Jakob Guttmann (22 April 1845 in Beuthen, Oberschlesien – 29 September 1919 in Breslau) was a German-Jewish philosopher of religion (Religionsphilosoph) and rabbi. He officiated as chief rabbi of the Land rabbinate of Hildesheim between 1874 and 1892. Thereafter he served as rabbi in Breslau until his death.

==Life==
Guttmann was the son of a merchant from Beuthen (now Bytom). In 1861 he entered the Jewish Theological Seminary in Breslau (now Wrocław). He studied philosophy at the University of Breslau, graduating in 1868 with a doctorate on the philosophy of Descartes and Spinoza. In 1874 he became a rabbi in Hildesheim, and from 1892 he was a rabbi of the liberal Jewish community in Breslau. In 1910, he was elected chairman of the Rabbinical Union in Germany, a post he held until 1919.

He also conducted active academic research, specializing in the study of the works of medieval Jewish theologians and philosophers.
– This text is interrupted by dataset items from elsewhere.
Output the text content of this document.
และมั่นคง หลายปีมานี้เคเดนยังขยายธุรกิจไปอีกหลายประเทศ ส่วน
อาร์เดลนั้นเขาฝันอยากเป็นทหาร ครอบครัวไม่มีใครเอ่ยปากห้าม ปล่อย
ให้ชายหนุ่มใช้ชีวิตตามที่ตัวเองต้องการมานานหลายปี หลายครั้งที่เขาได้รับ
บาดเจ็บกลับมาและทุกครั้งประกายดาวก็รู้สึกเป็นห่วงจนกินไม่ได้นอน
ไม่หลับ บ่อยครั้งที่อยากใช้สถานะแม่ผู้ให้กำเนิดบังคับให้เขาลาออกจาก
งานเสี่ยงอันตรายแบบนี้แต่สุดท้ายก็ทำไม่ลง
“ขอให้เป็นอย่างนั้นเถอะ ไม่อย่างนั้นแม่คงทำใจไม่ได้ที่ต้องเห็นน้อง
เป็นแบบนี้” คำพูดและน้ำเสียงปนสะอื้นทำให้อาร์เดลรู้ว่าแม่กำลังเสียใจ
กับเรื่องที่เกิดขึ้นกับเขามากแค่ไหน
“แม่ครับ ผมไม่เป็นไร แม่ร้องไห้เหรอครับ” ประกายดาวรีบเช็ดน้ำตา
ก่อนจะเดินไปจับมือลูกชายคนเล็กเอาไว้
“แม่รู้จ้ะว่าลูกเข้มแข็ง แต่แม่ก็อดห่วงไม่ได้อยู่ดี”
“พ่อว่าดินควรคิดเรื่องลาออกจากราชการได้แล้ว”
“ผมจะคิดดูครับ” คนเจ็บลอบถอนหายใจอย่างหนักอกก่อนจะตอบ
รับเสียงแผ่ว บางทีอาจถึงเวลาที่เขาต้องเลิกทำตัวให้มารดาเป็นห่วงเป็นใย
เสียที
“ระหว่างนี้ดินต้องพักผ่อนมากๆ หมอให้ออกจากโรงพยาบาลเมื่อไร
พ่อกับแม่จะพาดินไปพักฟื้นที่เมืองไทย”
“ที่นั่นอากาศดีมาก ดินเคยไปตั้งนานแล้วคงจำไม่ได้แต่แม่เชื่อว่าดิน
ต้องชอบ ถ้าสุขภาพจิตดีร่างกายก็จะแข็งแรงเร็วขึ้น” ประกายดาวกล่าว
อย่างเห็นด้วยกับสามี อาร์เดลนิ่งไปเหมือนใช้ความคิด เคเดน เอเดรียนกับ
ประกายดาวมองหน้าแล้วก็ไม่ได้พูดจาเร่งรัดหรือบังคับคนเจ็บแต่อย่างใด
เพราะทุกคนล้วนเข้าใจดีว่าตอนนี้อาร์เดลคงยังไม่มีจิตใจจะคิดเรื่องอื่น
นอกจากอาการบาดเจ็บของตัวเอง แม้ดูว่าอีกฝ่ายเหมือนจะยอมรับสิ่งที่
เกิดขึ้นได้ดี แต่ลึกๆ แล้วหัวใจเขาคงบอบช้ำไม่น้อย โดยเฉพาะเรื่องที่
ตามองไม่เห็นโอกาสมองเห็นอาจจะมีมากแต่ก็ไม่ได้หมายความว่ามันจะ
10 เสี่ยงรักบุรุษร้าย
These studies included Abraham ibn Daud, Saadia Gaon, Solomon ibn Gabirol, Maimonides, and Isaac Abarbanel as well as works on the influence of Medieval Jewish philosophy on the views of Christian philosophers such as Thomas Aquinas and Duns Scotus.

From 1911, Guttmann chaired the Society for the Promotion of Jewish Science. He was the father of Julius Guttmann.

== Works ==
- Die Religionsphilosophie des Abraham ibn Daud aus Toledo. Göttingen 1879.
- Die Religionsphilosophie des Saadja. Göttingen 1882 (Online, Online, Online).
- Die Philosophie des Solomon ibn Gabirol. Göttingen : Vandenhoeck & Ruprecht 1889, Repr. Hildesheim : Olms 1979 (Online).
- Das Verhältnis des Thomas von Aquino zum Judentum und zur jüdischen Literatur. Göttingen 1891 (Online).
- Die Beziehungen des Johannes Duns Scotus zum Judenthum. In: Monatsschrift für Geschichte und Wissenschaft des Judentums 38/1 (1893), pp. 26–39. (Online).
- Über Dogmenbildung im Judenthum. Verein für jüdische Geschichte und Literatur zu Breslau. Breslau, Wilh. Jacobsohn & Co., 1894.
- Über einige Theologen des Franziskanerordens und ihre Beziehungen zum Judenthum. In: Monatsschrift für Geschichte und Wissenschaft des Judentums 40/7 (1896), pp. 314–329 (Online).
- Die Scholastik des 13. Jahrhunderts in ihren Beziehungen zum Judentum und zur jüdischen Literatur. Breslau 1902 (Online, Online).
- ed. with W. Bacher: Moses Ben Maimon, sein Leben, seine Werke und sein Einfluss. Leipzig: Fock 1908 (Online).
- Die religionsphilosophischen Lehren des Isaak Abravanel. Breslau: Marcus 1916 (Online).
- Fest- u. Sabbatpredigten. Ed. by Julius Guttmann, Frankfurt am Main: J. Kauffmann 1926.